# AutoGluon Ensemble: GBM, LGBM, XGBoost, CatBoost, RF, Voting, Stacking

이 노트북은 AutoGluon을 사용하여 다양한 회귀 모델을 학습하고 앙상블(Voting, Stacking) 성능을 테스트합니다.
참조: `Plus_7_ensemble.ipynb`

In [1]:
import numpy as np
import pandas as pd
from sklearn.datasets import fetch_california_housing
from sklearn.model_selection import train_test_split
from autogluon.tabular import TabularDataset, TabularPredictor

np.set_printoptions(precision=4)

  from .autonotebook import tqdm as notebook_tqdm


### 1. 데이터 로드 및 전처리

In [2]:
data = fetch_california_housing()
df = pd.DataFrame(data.data, columns=data.feature_names)
df['MedHouseVal'] = data.target

print("데이터 크기:", df.shape)
df.head()

데이터 크기: (20640, 9)


Unnamed: 0,MedInc,HouseAge,AveRooms,AveBedrms,Population,AveOccup,Latitude,Longitude,MedHouseVal
0,8.3252,41.0,6.984127,1.02381,322.0,2.555556,37.88,-122.23,4.526
1,8.3014,21.0,6.238137,0.97188,2401.0,2.109842,37.86,-122.22,3.585
2,7.2574,52.0,8.288136,1.073446,496.0,2.80226,37.85,-122.24,3.521
3,5.6431,52.0,5.817352,1.073059,558.0,2.547945,37.85,-122.25,3.413
4,3.8462,52.0,6.281853,1.081081,565.0,2.181467,37.85,-122.25,3.422


In [3]:
# 학습/테스트 데이터 분리
train_data, test_data = train_test_split(df, test_size=0.2, random_state=42)

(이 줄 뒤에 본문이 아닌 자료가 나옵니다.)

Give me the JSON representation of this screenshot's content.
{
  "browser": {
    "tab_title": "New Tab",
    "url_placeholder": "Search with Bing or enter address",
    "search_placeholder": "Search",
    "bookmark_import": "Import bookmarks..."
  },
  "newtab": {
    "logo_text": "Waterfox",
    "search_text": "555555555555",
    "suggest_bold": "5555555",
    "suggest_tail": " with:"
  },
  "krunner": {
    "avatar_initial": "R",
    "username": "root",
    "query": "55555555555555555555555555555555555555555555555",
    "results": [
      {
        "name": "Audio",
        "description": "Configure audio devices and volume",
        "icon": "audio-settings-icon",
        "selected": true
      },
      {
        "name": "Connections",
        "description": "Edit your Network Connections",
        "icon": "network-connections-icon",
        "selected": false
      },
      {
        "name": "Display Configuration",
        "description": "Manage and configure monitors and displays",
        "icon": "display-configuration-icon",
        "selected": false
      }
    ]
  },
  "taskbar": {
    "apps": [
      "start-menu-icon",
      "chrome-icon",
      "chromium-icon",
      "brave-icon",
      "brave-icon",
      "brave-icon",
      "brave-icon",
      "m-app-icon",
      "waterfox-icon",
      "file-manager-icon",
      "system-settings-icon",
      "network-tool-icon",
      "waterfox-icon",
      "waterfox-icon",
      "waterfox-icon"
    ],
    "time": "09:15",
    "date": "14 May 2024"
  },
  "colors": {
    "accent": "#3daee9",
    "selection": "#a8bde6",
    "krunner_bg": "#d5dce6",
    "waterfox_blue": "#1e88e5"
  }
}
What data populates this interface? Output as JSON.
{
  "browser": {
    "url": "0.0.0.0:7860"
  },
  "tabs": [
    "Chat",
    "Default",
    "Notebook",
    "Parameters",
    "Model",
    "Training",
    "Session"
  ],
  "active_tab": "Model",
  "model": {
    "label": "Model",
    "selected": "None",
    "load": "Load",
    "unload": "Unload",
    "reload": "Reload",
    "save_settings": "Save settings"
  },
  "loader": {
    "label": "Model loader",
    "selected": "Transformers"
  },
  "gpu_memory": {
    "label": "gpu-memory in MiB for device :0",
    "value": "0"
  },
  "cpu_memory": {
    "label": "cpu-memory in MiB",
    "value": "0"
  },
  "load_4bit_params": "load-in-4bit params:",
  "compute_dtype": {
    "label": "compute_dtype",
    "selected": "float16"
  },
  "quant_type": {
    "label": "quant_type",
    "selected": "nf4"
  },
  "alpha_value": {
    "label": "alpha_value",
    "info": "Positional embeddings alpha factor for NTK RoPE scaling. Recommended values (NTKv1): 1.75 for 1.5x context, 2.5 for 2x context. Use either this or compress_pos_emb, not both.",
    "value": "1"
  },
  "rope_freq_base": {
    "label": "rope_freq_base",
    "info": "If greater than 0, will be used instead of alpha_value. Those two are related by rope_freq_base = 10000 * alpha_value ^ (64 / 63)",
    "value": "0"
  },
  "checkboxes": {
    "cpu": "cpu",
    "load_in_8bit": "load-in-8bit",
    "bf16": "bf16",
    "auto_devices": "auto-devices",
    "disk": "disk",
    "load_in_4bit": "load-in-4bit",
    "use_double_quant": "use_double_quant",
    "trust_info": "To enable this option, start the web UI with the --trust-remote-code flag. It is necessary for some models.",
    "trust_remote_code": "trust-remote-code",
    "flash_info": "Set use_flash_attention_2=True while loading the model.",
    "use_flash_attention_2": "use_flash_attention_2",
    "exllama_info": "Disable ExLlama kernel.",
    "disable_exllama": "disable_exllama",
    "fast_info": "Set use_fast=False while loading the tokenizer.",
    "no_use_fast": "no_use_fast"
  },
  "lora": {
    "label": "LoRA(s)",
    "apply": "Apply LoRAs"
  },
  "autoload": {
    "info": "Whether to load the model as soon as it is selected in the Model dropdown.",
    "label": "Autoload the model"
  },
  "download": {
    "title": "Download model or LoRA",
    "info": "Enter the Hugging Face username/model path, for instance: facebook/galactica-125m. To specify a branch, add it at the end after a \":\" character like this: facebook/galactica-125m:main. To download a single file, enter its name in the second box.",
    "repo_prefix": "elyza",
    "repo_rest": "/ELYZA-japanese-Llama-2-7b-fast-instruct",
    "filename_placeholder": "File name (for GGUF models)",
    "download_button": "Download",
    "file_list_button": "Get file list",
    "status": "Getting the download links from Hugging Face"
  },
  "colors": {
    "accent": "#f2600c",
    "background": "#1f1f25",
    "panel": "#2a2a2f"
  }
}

print("Train size:", train_data.shape)
print("Test size:", test_data.shape)

Train size: (16512, 9)
Test size: (4128, 9)


### 2. 모델 학습 설정 (Hyperparameters & Ensemble)

- **사용 모델**: GBM (LightGBM), XGB (XGBoost), CAT (CatBoost), RF (Random Forest)
- **앙상블 전략**:
    - **Voting (Weighted Ensemble)**: AutoGluon은 기본적으로 성능이 좋은 모델들의 가중 평균(Weighted Ensemble)을 생성합니다.
    - **Stacking**: `num_bag_folds`를 설정하여 K-Fold Bagging 및 Stacking을 수행합니다.

In [4]:
label = 'MedHouseVal'
eval_metric = 'mean_squared_error'  # 회귀 문제 평가 지표

# 1. 특정 모델 지정 (GBM, XGB, CAT, RF)
# AutoGluon에서 'GBM'은 LightGBM을 의미합니다.
hyperparameters = {
    'GBM': {}, 
    'XGB': {}, 
    'CAT': {}, 
    'RF': {}
}

# 2. Stacking 설정
# num_bag_folds >= 2 이면 스태킹(Stacking)이 활성화됩니다.
num_bag_folds = 5  
num_stack_levels = 1 # 스태킹 레이어 수 (0이면 Bagging만, 1 이상이면 Stacking)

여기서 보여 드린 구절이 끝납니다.